A little old school and railway’s big arrival

1867 Green Hills School, written by Bon Phefley

It was bitterly cold that winter. As the morning mist rolled up from the Murray River, fragile rays of sunshine broke through to herald another school day at Green Hills.

Inside the “schoolhouse”, a small thatch-roofed bark hut, a group of youngsters stamped their feet or warmed their frost-numbed fingers by the blazing red gum logs in the huge open fire-place at one end of the single-roomed “house of learning”.

As the master rode up, dismounted and tethered his horse to a sapling nearby, a couple of the “big boys” dashed up from the river. They had been setting a few fishing lines and no doubt would pick up a catch of cod or yellow belly as they trudged homeward later.

School was in. The curriculum was basic. Reading, writing, arithmetic and needlework for the girls. But those sons and daughters of the pioneers of Green Hills lived in exciting times.

In most cases their parents were battling farmers who toiled from dawn to dark. Some worked down river from Woodlands Creek where tonnes of produce, steel rails and cargoes of wood and iron were offloaded at the river port of Redbank.

The great North Eastern Railway project was under way and the various materials would be put to use in that scheme.
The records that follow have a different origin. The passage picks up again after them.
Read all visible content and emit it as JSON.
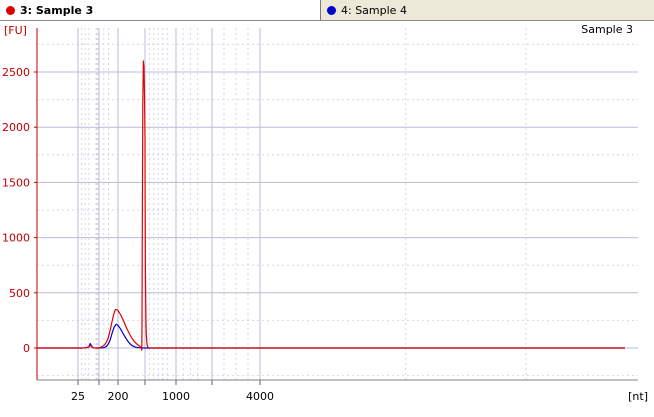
{
  "tabs": [
    {
      "label": "3: Sample 3",
      "color": "#e00000",
      "active": true
    },
    {
      "label": "4: Sample 4",
      "color": "#0000d0",
      "active": false
    }
  ],
  "chart_data": {
    "type": "line",
    "title": "Sample 3",
    "ylabel": "[FU]",
    "xlabel": "[nt]",
    "ylim": [
      -300,
      2900
    ],
    "yticks": [
      0,
      500,
      1000,
      1500,
      2000,
      2500
    ],
    "xticks": [
      "25",
      "200",
      "1000",
      "4000"
    ],
    "grid": true,
    "series": [
      {
        "name": "3: Sample 3",
        "color": "#e00000",
        "x": [
          25,
          30,
          35,
          40,
          42,
          44,
          46,
          50,
          55,
          60,
          65,
          70,
          80,
          90,
          100,
          110,
          120,
          130,
          140,
          150,
          160,
          170,
          175,
          180,
          185,
          190,
          200,
          210,
          220,
          230,
          240,
          250,
          260,
          270,
          275,
          280,
          285,
          287,
          288,
          289,
          290,
          292,
          294,
          296,
          298,
          300,
          303,
          306,
          310,
          315,
          320,
          330,
          340,
          350,
          360,
          380,
          400,
          450,
          500,
          520,
          530,
          535,
          540,
          545,
          550,
          555,
          560,
          565,
          570,
          580,
          590,
          600,
          620,
          650,
          700,
          1000
        ],
        "y": [
          0,
          0,
          2,
          8,
          25,
          10,
          2,
          0,
          0,
          0,
          0,
          0,
          0,
          0,
          2,
          6,
          15,
          30,
          55,
          100,
          170,
          250,
          290,
          320,
          345,
          350,
          340,
          300,
          250,
          190,
          140,
          95,
          60,
          35,
          25,
          15,
          8,
          5,
          -20,
          200,
          1100,
          2200,
          2600,
          2550,
          2300,
          1900,
          1400,
          1000,
          700,
          450,
          280,
          120,
          55,
          25,
          10,
          3,
          0,
          0,
          0,
          0,
          0,
          0,
          0,
          0,
          0,
          0,
          0,
          0,
          0,
          0,
          0,
          0,
          0,
          0,
          0,
          0
        ]
      },
      {
        "name": "4: Sample 4",
        "color": "#0000d0",
        "x": [
          25,
          30,
          35,
          40,
          42,
          44,
          46,
          50,
          60,
          80,
          100,
          120,
          130,
          140,
          150,
          160,
          170,
          180,
          190,
          200,
          210,
          220,
          230,
          240,
          250,
          260,
          270,
          280,
          290,
          300,
          320,
          350,
          400,
          500,
          600,
          700,
          800,
          900,
          1000
        ],
        "y": [
          0,
          0,
          2,
          10,
          40,
          15,
          2,
          0,
          0,
          0,
          0,
          2,
          5,
          15,
          40,
          80,
          140,
          190,
          215,
          205,
          170,
          125,
          85,
          50,
          25,
          12,
          5,
          2,
          0,
          0,
          0,
          0,
          0,
          0,
          0,
          0,
          0,
          0,
          0
        ]
      }
    ]
  }
}
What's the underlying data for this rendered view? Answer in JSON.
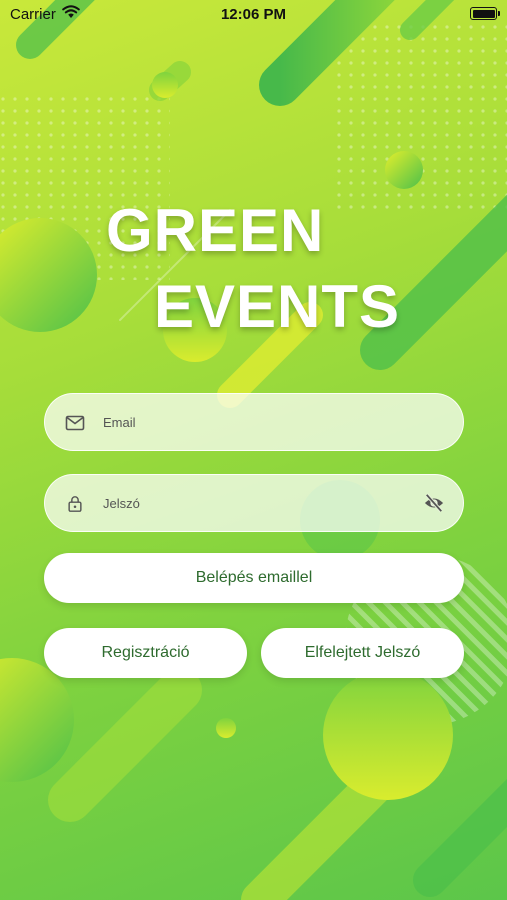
{
  "status_bar": {
    "carrier": "Carrier",
    "time": "12:06 PM"
  },
  "app": {
    "title_line1": "GREEN",
    "title_line2": "EVENTS"
  },
  "login_form": {
    "email_placeholder": "Email",
    "password_placeholder": "Jelszó",
    "email_icon": "mail-icon",
    "password_icon": "lock-icon",
    "visibility_icon": "eye-off-icon",
    "login_button": "Belépés emaillel",
    "register_button": "Regisztráció",
    "forgot_button": "Elfelejtett Jelszó"
  },
  "colors": {
    "accent": "#2e6b2e",
    "bg_top": "#c9e83a",
    "bg_bottom": "#5cc64a"
  }
}
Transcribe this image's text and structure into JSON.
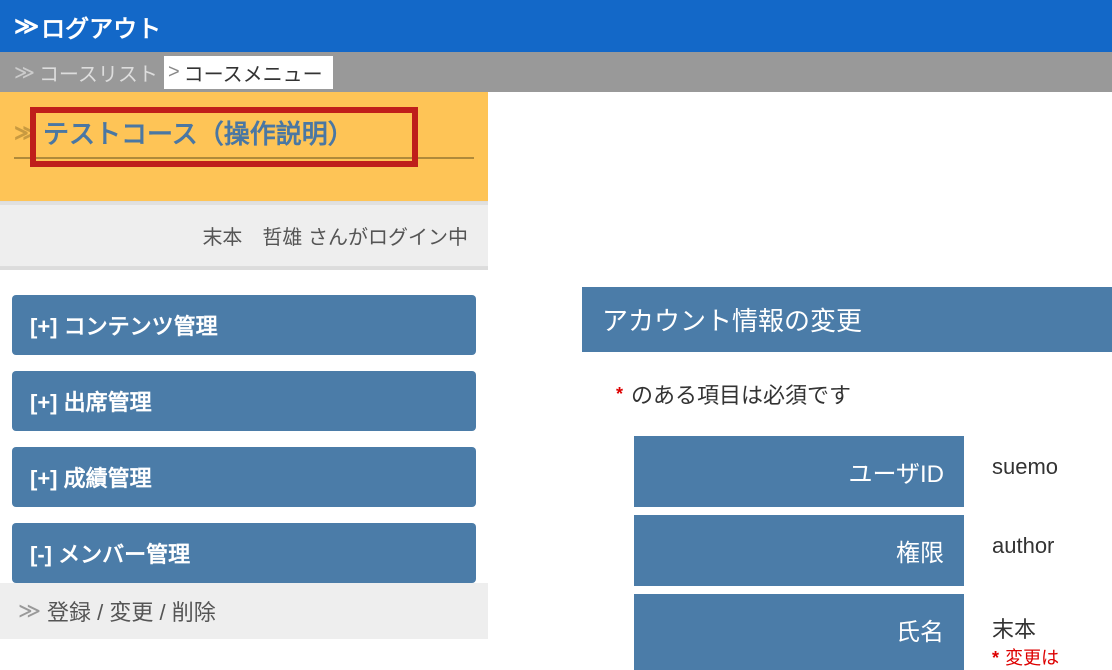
{
  "topbar": {
    "logout": "ログアウト"
  },
  "breadcrumb": {
    "course_list": "コースリスト",
    "course_menu": "コースメニュー"
  },
  "course": {
    "title": "テストコース（操作説明）"
  },
  "login_status": "末本　哲雄 さんがログイン中",
  "menu": {
    "content": "[+] コンテンツ管理",
    "attendance": "[+] 出席管理",
    "grades": "[+] 成績管理",
    "members": "[-] メンバー管理",
    "members_sub": "登録 / 変更 / 削除"
  },
  "panel": {
    "title": "アカウント情報の変更",
    "required_note": "のある項目は必須です",
    "rows": {
      "user_id": {
        "label": "ユーザID",
        "value": "suemo"
      },
      "role": {
        "label": "権限",
        "value": "author"
      },
      "name": {
        "label": "氏名",
        "value": "末本",
        "change_note": "変更は"
      }
    }
  }
}
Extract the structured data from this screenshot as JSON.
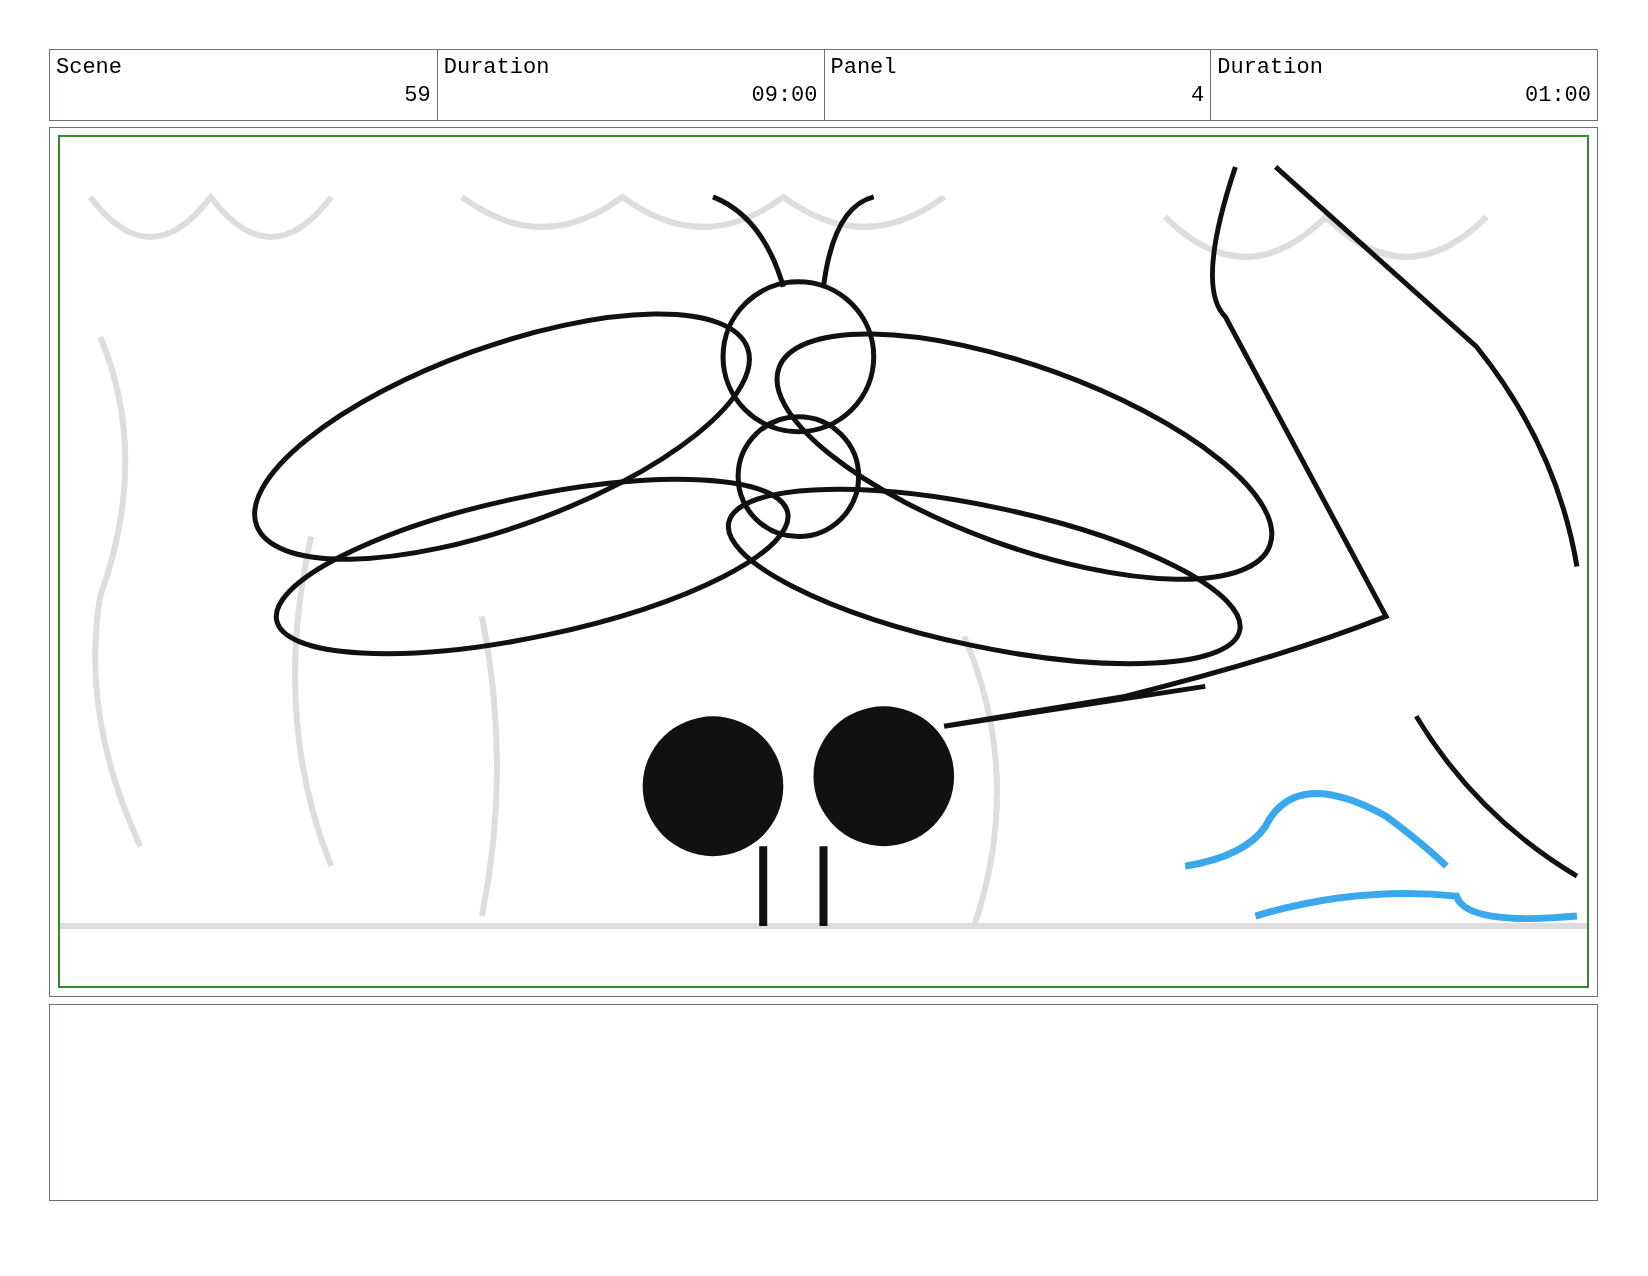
{
  "header": {
    "labels": [
      "Scene",
      "Duration",
      "Panel",
      "Duration"
    ],
    "values": [
      "59",
      "09:00",
      "4",
      "01:00"
    ]
  }
}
But in 1867, the railway was still a few years away.

In the middle of that year, the government took over the Melbourne and Essendon Railway Company’s few remaining assets. The privately owned company had run an unreliable seven-kilometre link from the Bendigo line, near North Melbourne to Essendon. After operating in the red for almost four years, the link line had ceased operations on July 1st, 1864. This would be the start point for the North Eastern Railway, by now the subject of great discussion among the residents of Green Hills.

A new school was planned and the name of the scattered settlement would become Wodonga West. The school became a reality in 1870. Wodonga West No. 1058.

When the line was finished, the opening ceremony at Wodonga took place on November 21st, 1873.  While the festivities in town were lavish, Wodonga West did not miss out. Bush picnics were the order of the day and the schoolchildren given a rare holiday, enjoyed such treats as boiled lollies and homemade ginger beer and lemonade.

It was the beginning of an era of progress. The railways even built a “station” at Wodonga West, a lineside timber platform, unroofed, apparently to serve children attending the school. There were no goods facilities. The station closed in 1899.